Capturing Your Classroom Teaching Designs: Lesson Plans
It is quite common for classroom teachers to capture, document and share their teaching designs in lesson plans. Classroom teachers use lesson plans as blueprints to document how they will orchestrate the teaching, learning and assessment activities for their students during a certain period of classroom, laboratory and homework time.
To capture the teaching design, lesson plans are usually based on templates, which may include a range of elements, such as:
- The educational objectives / standards to be attained.
- The flow and time frame of the learning and assessment activities to be delivered.
- The educational resources and/or tools that support the learning and assessment activities.
Using templates to structure teaching design in lesson plans makes it easier for teachers to create a portfolio of their teaching practice and also allows them to easily share it with peers and mentors, who can replicate or modify it to meet their own needs.
However, having a structured documentation of the teaching design can also help the teacher in a different way; to reflect on and assess the teaching design before they deliver it to their students, as a means of self-improvement.
Teaching Analytics provides the methods and tools to facilitate teachers during this process.
Teaching Analytics
As aforementioned, Teaching Analytics refer to the methods and tools that teachers can deploy in order to analyse their teaching design and reflect on it (as a whole or on individual elements), aiming to improve the learning conditions for their students.
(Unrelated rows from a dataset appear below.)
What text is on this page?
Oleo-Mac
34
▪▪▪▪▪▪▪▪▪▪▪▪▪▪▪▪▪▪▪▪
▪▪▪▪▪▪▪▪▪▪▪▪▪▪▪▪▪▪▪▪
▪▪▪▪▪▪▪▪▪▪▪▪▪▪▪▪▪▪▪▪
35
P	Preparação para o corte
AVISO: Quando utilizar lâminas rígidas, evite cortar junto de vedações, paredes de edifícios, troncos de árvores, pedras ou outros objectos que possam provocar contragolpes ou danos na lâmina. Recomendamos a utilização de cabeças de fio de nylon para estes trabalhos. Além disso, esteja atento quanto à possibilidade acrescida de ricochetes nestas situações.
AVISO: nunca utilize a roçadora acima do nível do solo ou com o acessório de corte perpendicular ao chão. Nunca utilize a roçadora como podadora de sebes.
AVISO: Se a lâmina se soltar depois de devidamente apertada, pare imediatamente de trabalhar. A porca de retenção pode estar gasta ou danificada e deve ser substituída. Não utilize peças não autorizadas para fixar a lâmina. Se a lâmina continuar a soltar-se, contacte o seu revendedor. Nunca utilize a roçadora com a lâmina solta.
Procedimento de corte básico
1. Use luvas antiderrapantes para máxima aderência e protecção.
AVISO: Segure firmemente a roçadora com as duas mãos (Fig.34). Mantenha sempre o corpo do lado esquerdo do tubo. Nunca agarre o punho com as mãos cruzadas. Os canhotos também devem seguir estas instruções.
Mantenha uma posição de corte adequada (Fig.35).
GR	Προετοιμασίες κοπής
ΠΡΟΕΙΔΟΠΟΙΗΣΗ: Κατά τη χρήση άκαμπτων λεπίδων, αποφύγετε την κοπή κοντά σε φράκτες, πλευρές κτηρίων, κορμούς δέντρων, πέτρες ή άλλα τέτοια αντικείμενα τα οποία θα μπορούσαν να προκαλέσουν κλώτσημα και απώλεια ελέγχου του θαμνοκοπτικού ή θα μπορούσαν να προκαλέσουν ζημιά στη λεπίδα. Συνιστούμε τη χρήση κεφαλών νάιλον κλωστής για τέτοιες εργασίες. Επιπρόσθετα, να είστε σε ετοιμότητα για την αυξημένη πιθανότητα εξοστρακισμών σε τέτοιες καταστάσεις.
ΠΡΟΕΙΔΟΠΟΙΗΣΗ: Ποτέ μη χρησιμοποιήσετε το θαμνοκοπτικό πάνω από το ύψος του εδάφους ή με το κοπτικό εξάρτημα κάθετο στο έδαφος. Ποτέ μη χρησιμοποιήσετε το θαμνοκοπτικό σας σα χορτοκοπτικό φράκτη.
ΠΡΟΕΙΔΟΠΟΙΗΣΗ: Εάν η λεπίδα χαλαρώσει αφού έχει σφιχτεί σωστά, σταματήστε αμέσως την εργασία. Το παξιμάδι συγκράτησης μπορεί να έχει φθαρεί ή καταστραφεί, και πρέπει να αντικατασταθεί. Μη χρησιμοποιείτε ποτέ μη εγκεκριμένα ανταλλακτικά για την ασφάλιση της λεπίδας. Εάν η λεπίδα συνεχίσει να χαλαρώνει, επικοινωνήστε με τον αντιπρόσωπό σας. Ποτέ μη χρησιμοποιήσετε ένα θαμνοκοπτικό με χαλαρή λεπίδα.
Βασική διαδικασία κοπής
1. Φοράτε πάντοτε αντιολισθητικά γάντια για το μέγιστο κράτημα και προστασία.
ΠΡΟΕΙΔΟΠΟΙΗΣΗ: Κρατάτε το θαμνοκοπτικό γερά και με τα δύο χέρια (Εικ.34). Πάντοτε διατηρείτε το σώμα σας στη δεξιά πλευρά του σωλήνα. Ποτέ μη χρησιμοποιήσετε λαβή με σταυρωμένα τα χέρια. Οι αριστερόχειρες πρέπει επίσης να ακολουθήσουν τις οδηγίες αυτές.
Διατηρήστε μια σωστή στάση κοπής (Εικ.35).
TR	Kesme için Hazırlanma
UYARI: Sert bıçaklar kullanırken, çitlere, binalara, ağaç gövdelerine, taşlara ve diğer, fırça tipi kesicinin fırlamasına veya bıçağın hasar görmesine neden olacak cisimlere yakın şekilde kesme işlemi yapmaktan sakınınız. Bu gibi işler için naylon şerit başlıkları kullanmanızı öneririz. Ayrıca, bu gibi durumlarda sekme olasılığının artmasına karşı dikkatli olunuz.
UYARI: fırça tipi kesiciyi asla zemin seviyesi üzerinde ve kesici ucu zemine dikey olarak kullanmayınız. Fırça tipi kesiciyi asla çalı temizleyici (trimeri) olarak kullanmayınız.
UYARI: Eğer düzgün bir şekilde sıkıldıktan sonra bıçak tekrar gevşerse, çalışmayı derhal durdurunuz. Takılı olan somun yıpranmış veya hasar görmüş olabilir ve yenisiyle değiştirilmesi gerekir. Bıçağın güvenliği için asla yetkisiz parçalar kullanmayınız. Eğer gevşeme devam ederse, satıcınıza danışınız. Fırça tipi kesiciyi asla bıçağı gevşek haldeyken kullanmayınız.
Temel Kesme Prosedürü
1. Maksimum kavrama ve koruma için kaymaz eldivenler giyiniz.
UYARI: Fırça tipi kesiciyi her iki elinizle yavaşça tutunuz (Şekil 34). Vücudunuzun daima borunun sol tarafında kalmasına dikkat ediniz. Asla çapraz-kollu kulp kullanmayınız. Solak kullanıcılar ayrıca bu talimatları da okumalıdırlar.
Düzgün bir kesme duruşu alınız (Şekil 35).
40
Generally, in the context of school classroom teaching practice, Teaching Analytics can be used to support teaching planning in various ways, as indicated in the following table:
Task | Description | Indicative Tool |
Analyze classroom teaching design for self-reflection and improvement | Visualizes the elements of the lesson plan and facilitate teacher reflection on their design | Learning Designer |
Visualizes the alignment of the lesson plan to educational objectives / standards, to allow the teacher to track if and to what extend their lesson plans are aligned to specific educational objectives or relevant standards | MyLessonPlanner | |
Validates whether a lesson plan has potential inconsistencies in its design, and allow the teacher to remedy prior to the delivery of the lesson | Lesson Plan Creator | |
Analyze classroom teaching design through sharing with peers or mentors to receive feedback | Supports the process of sharing a lesson plan with peers or mentors and allow them to provide feedback through | Lesson Planner |
Analyze classroom teaching design through co-designing and co-reflecting with peers | Allows peers to jointly analyze and annotate a common teaching design in order to allow for co-reflection | Common Curriculum |
Conclusion
Teaching Analytics is an emerging field, and even though there are limited existing tools for now, it is constantly expanding. For example, recent developments aim to enhance the analysis of the teaching design by tracking how the teacher actually delivers this design to their students.
Additionally, Teaching Analytics can also be combined with insights from Learning Analytics, which aim to monitor how the students engaged with the teaching design. This synergy, termed as Teaching and Learning Analytics aim to support evidence-based reflective teaching practice.